Z ręką na sercu odpowiedz sobie na pytania. Czy zdarzyło ci się przesadzić z alkoholem na imprezie lub kiedykolwiek nie być w stu procentach asertywnym w sytuacjach z innymi ludźmi? Powiedzieć lub zrobić coś nie tak? A może miałeś kiedyś pecha i spotkałeś na swojej drodze nieszczęście? Jeżeli odpowiedź na którekolwiek z pytań jest twierdząca, to możesz być prawie pewien, że to film dla ciebie i o tobie. Dla większości widowni jednak obraz stanie się tylko umoralniającą opowiastką bez happy endu. I nieważne jest, że jego główną bohaterką jest silna i twardo stąpająca po ziemi realistka Janne. Bezgranicznie samotny świat dojrzałej kobiety obraca się wokoło jednego, na pozór nieistotnego epizodu, który zmienia wszystko. Wrodzone cechy charakteru- introwertyzm i skrytość nie pozwalają, by komukolwiek zwierzyła się, ze swoich słabości. Ponieważ każdy takowe skłonności posiada, a Janne skrzętnie je ukrywa, powoduje to sytuację, że zostaje ze swoim koszmarnym problemem sama, zupełnie niezrozumiana przez otoczenie. Zarazem jakże tragiczna to okoliczność, bo powiedzenie światu, co leży na sercu, skomplikowałoby życie o wiele, wiele bardziej. Janne znajduje się w sytuacji bez wyjścia, nie mogąc posiłkować się wsparciem bliskich (partner, matka, przyjaciel- a zarazem szef).

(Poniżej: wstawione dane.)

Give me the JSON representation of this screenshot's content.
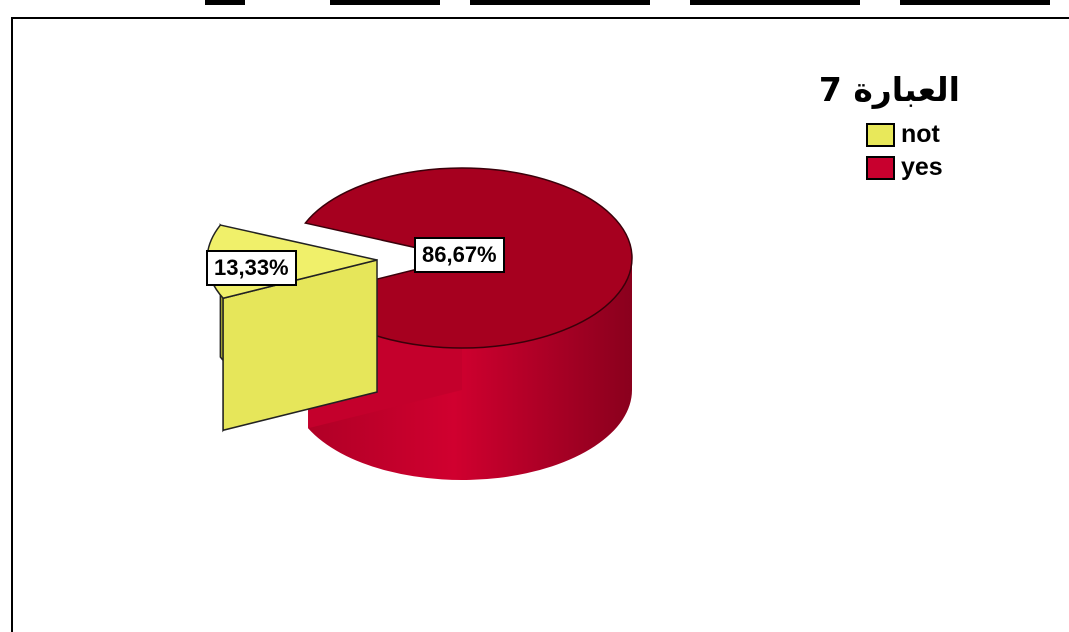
{
  "chart_data": {
    "type": "pie",
    "title": "العبارة 7",
    "categories": [
      "not",
      "yes"
    ],
    "values": [
      13.33,
      86.67
    ],
    "data_labels": [
      "13,33%",
      "86,67%"
    ],
    "colors": [
      "#e8e85a",
      "#c8002e"
    ],
    "legend_placement": "top-right",
    "three_d": true,
    "exploded_slice": "not"
  }
}
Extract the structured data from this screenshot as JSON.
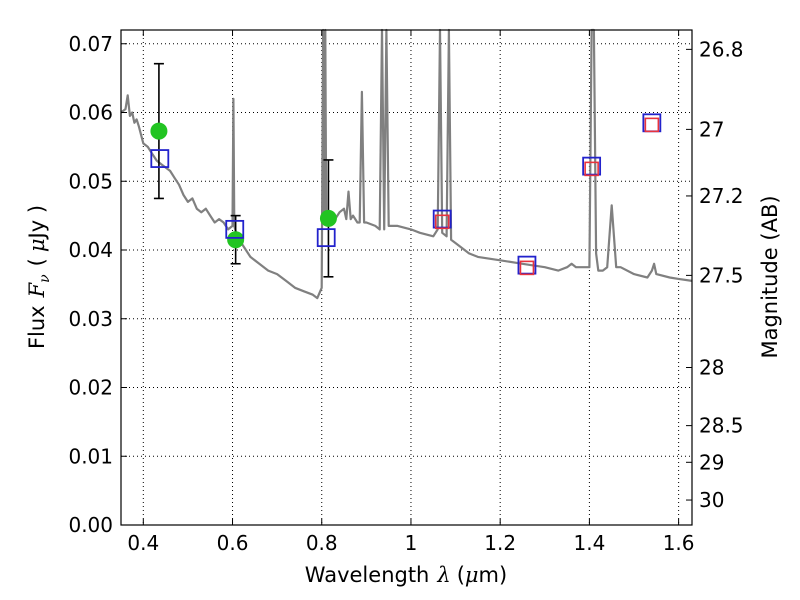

Debiut Evy Trobisch to idealny przykład historii tragicznie zmierzającej do nikąd. Cechuje go również cierpienie niezawinione, ponieważ Janne tak naprawdę nie zrobiła nikomu nic złego, a jednak zło ją dotknęło. Odbija się to bardzo negatywnie na jej wrażliwej psychice. Choć mało znany, to otrzymał kilka wyróżnień, można też z całą stanowczością stwierdzić, że jest to obraz ponadczasowy i uniwersalny, więc z uwagą będę śledziła karierę Trobisch.
W tym miejscu przypomina mi się pewna analogia, a mianowicie autentyczna historia młodej dziewczyny, która idąc polną drogą w sukience, doświadczyła ciężkiego udaru oraz zbiorowego gwałtu, (bo przecież wszyscy mężczyźni we wsi przekonani byli, że pijana, sama sobie winna, albo że jej się podobało, bo przecież co pewien czas stękała i rzęziła). Zmarła, po wielu godzinach. Na marginesie, rozmowę definitywnie możemy uznać za skończoną.